Blog Era Uma Vez: Quais são os deveres do Estado neste caso?
Ações para a preservação da saúde são competência do poder público conforme determina a constituição, sendo a saúde um direito de todos e um dever do Estado. O Estado, que tem falhado na sua função de proteger as pessoas, deve aplicar políticas públicas voltadas emergencialmente para a área da saúde, promovendo o mínimo necessário de dignidade habitacional, saneamento básico, acesso à água potável e cumprir seu Plano de Enfrentamento à Microcefalia, principalmente nas regiões mais pobres.
Este plano foi lançado pelo Governo Federal em dezembro de 2015, com o objetivo de orientar os profissionais da atenção à saúde, na rede básica e especializada, no trabalho de estimulação precoce às crianças de zero a 3 anos de idade com microcefalia, nas ações de acompanhamento e intervenção clínico-terapêutica multiprofissional com bebês de alto risco e com crianças pequenas acometidas por patologias orgânicas, buscando o melhor desenvolvimento possível.
O Brasil apresenta realidades e disponibilizações desiguais. Falta água potável e saneamento básico para uma parcela da população, mas apesar da situação envolver mais os grupos empobrecidos, a doença pode acontecer em todos os estratos populacionais, com as mesmas consequências negativas para as pessoas e suas famílias.
Blog Era Uma Vez: Como o governo poderia amparar as famílias?
A questão é multifatorial e o Brasil não está preparado para enfrentar o potencial epidêmico explosivo que traz à tona a vulnerabilidade das pessoas às doenças transmissíveis e não controladas, assim como as consequências que afetam as famílias e a sociedade. Em países desenvolvidos situações semelhantes dificilmente ocorrem. No caso das mães que pararam de trabalhar para cuidar dos filhos diagnosticados com microcefalia, o governo Federal anunciou uma bolsa correspondente a um salário mínimo mensal, para as famílias que tenham renda de até R$ 220,00 per capita. Este benefício não remediará os danos psicológicos, financeiros e de qualidade de vida, mas deveria se estender a todos que terão de arcar com as despesas decorrentes de cuidados especiais, na medicina suplementar, como neurologista, oftalmologista, otorrinolaringologista, terapia ocupacional, fisioterapia, fonoaudiologia, dentista, psicólogo, entre outros, além dos medicamentos recomendados não disponibilizados pela rede pública de assistência à saúde.
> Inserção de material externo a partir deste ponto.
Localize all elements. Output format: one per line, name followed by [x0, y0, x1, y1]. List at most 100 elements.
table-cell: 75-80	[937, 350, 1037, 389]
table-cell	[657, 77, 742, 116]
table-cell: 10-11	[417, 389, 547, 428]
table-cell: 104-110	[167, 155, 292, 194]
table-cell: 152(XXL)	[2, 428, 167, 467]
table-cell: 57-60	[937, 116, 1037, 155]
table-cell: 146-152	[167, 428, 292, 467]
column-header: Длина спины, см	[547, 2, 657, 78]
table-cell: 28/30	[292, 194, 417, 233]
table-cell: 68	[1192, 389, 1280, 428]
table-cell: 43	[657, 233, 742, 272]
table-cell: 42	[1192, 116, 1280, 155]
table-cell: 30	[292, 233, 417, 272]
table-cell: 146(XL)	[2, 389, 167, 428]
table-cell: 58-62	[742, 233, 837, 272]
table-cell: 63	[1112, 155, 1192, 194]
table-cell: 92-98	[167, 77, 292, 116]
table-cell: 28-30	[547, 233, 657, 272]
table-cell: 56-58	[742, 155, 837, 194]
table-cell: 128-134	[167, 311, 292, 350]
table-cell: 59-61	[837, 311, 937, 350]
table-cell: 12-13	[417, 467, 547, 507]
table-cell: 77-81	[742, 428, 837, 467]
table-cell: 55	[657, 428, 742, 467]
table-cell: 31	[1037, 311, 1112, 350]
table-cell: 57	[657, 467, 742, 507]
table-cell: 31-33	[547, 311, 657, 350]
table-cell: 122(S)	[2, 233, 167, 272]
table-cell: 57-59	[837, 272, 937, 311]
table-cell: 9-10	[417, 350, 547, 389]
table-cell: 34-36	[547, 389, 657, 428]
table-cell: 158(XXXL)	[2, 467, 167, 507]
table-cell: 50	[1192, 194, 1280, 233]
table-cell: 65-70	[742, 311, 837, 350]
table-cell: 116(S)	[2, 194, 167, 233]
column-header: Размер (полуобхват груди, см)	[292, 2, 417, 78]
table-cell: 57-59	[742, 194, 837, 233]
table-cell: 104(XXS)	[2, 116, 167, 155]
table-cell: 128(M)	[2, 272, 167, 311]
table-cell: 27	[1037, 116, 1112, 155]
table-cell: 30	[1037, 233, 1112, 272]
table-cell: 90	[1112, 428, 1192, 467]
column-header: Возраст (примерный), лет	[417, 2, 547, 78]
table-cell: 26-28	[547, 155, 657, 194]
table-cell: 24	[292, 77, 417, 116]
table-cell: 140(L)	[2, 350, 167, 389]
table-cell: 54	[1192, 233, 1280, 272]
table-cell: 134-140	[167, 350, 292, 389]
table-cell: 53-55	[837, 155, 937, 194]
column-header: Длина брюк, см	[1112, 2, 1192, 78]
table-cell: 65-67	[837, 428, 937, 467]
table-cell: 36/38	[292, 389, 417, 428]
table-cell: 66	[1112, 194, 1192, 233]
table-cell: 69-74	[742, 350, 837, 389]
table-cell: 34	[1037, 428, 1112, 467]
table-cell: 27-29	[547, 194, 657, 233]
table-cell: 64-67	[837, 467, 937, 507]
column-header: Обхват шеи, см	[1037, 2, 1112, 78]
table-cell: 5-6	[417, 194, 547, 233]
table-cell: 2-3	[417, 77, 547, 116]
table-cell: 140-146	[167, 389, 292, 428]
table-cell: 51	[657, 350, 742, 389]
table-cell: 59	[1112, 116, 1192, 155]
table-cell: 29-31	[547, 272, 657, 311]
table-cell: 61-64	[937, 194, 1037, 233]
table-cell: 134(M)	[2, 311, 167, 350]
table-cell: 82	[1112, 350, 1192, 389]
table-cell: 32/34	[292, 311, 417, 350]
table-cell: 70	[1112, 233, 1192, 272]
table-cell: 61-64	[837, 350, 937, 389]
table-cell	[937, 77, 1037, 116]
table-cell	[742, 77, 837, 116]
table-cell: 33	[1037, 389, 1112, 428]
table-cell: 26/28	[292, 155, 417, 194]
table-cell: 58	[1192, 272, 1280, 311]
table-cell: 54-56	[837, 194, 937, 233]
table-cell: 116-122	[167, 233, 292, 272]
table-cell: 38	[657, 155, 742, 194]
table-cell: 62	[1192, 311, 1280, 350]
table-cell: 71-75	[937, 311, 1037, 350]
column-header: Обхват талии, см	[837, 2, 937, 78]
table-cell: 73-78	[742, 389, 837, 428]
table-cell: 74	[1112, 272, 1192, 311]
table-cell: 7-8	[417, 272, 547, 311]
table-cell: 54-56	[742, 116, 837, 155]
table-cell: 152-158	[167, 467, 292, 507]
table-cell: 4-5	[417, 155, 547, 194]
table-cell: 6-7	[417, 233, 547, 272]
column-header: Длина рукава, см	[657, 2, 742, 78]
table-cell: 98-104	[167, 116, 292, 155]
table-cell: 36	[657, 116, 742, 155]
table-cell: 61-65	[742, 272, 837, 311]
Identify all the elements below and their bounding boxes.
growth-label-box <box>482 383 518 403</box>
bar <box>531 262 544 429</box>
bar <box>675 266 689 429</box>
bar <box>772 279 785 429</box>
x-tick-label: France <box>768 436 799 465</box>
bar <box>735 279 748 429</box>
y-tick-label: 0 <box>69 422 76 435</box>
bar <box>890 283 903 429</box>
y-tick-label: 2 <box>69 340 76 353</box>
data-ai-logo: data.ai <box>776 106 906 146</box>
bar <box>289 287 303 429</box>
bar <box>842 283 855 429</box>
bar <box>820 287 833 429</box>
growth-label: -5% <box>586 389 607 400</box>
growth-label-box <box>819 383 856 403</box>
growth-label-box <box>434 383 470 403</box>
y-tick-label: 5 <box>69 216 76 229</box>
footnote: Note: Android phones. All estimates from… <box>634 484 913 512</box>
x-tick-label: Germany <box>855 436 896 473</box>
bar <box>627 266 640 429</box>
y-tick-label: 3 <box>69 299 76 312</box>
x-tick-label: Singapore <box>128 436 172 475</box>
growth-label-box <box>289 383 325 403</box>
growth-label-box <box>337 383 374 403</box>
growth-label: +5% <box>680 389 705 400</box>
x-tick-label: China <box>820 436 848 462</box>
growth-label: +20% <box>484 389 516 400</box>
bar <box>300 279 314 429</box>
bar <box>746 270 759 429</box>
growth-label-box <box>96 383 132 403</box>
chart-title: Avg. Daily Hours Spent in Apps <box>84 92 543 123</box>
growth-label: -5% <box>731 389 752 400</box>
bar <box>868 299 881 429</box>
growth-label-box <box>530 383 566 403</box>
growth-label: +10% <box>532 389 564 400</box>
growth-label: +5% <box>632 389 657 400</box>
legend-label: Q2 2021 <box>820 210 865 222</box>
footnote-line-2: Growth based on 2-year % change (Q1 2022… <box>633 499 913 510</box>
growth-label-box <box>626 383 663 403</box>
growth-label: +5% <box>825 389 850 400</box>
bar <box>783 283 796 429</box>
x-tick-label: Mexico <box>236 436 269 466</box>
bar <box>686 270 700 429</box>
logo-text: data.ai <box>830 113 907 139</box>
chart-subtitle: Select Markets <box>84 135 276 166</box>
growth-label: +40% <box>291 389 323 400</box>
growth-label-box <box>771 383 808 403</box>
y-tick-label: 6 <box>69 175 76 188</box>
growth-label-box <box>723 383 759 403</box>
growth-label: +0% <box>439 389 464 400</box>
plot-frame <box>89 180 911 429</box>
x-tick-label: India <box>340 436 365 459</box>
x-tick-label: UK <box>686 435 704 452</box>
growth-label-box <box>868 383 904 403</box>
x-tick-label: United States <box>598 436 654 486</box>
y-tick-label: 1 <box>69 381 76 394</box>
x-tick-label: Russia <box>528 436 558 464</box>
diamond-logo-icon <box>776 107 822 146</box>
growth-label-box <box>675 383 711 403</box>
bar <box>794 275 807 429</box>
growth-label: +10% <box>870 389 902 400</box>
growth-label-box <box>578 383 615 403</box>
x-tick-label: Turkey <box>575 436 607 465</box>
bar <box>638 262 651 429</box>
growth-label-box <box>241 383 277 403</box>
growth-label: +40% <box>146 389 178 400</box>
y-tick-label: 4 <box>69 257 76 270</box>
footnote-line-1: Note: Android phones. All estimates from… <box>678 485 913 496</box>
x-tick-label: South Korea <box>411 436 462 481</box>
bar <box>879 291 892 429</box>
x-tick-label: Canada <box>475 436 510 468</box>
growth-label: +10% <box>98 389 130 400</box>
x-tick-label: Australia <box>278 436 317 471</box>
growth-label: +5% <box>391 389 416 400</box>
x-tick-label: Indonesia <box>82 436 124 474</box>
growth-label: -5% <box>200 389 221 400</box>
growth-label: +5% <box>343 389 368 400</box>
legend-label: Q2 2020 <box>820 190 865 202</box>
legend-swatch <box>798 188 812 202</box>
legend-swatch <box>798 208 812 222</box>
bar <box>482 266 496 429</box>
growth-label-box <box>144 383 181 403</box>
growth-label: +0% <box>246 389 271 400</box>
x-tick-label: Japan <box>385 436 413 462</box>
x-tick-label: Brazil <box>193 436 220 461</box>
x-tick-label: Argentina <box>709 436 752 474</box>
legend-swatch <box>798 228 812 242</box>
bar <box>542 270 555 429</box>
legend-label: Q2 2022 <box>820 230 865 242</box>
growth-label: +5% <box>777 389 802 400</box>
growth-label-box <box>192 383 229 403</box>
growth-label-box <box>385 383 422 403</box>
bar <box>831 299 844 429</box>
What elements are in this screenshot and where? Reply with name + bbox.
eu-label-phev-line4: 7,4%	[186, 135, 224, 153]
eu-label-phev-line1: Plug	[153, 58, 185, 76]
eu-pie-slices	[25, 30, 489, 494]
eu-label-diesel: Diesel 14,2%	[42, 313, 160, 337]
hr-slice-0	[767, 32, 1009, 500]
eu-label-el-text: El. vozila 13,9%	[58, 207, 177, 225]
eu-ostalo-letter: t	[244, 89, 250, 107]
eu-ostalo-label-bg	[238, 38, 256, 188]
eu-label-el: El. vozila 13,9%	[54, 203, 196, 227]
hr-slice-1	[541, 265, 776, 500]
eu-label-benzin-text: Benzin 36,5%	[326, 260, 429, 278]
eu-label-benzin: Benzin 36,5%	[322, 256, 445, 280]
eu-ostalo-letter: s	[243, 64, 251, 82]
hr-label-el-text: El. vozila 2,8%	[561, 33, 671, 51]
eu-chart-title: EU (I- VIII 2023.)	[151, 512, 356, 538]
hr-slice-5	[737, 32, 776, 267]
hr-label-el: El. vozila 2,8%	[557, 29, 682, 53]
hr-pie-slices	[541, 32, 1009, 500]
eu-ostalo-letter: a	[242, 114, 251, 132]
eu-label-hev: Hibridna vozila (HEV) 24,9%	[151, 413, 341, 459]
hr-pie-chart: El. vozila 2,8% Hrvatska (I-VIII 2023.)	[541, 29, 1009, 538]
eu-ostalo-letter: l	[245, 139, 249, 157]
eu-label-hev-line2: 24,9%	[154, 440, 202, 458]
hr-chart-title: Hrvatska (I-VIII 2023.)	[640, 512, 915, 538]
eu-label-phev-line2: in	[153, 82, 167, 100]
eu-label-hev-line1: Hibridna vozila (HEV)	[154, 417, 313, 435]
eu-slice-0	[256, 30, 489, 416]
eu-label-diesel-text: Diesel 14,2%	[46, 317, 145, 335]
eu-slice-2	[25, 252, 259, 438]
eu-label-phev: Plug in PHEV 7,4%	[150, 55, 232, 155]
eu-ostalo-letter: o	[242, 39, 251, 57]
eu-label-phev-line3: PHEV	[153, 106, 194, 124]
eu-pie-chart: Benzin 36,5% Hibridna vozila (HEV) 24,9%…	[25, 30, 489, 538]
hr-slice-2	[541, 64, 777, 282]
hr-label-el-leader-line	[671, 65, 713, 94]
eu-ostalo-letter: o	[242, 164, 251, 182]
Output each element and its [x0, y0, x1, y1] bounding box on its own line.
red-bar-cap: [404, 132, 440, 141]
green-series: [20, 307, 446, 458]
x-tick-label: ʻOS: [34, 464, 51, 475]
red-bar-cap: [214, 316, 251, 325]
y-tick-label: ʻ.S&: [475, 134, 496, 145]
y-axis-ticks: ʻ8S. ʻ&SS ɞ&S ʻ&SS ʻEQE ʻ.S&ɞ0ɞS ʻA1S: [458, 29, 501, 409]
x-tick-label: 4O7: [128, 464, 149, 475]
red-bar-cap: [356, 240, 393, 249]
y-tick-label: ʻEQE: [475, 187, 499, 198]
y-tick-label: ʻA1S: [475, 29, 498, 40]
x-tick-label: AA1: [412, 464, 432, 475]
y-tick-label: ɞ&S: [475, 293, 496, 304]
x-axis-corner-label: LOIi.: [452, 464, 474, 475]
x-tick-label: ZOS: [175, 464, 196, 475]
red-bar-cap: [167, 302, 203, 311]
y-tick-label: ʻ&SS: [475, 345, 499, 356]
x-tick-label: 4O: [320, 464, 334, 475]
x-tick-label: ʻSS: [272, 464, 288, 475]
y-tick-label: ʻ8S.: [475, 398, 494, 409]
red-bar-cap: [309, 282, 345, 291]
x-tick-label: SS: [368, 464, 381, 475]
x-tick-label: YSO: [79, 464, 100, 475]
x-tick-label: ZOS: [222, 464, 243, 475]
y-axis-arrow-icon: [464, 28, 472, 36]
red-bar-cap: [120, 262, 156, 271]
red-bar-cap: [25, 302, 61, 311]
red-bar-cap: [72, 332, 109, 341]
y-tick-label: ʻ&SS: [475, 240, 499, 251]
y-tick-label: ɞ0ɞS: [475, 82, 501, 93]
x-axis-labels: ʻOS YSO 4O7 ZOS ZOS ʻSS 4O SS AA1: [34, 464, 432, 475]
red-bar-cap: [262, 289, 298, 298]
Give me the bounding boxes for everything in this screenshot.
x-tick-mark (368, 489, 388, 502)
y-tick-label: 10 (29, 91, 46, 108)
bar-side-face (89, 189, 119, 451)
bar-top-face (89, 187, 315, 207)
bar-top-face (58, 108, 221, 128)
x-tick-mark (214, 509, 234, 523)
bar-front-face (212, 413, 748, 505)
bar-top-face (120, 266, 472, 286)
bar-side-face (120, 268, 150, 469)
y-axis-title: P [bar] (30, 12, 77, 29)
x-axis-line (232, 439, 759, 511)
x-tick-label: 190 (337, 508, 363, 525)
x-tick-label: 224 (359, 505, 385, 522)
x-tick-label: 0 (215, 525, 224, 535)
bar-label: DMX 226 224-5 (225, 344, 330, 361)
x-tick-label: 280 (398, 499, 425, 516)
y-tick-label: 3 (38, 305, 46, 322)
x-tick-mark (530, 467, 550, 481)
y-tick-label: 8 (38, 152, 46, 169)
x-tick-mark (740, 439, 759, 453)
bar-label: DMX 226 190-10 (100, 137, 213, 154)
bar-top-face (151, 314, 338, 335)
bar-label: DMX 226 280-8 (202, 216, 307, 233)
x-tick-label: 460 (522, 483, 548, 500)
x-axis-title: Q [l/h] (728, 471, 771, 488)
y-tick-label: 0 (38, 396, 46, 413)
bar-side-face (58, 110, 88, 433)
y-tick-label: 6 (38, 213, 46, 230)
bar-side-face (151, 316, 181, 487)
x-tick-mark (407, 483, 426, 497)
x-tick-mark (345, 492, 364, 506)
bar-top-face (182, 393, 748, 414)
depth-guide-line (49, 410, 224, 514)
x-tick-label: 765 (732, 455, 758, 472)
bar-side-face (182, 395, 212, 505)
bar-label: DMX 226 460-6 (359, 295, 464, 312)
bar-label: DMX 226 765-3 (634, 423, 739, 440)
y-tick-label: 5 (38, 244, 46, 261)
Blog Era Uma Vez: Como o Brasil pode preservar os direitos dessa geração no futuro?
Para alcançar a complexidade da situação é imprescindível uma abordagem interdisciplinar e intersetorial, trabalhando-se em rede, no intuito da integralidade. Porém, a efetividade da rede depende da capacitação sistemática e do preparo dos serviços e profissionais, resultando em facilidades para as famílias de portadores de necessidades especiais, no acolhimento e na assistência em saúde, educação e na vida. Este caminho é longo e tortuoso, no contexto socioeconômico, ambiental e cultural, exigindo trabalhos direcionados e adequados na diversidade, para a atenção integral às pessoas com necessidades especiais.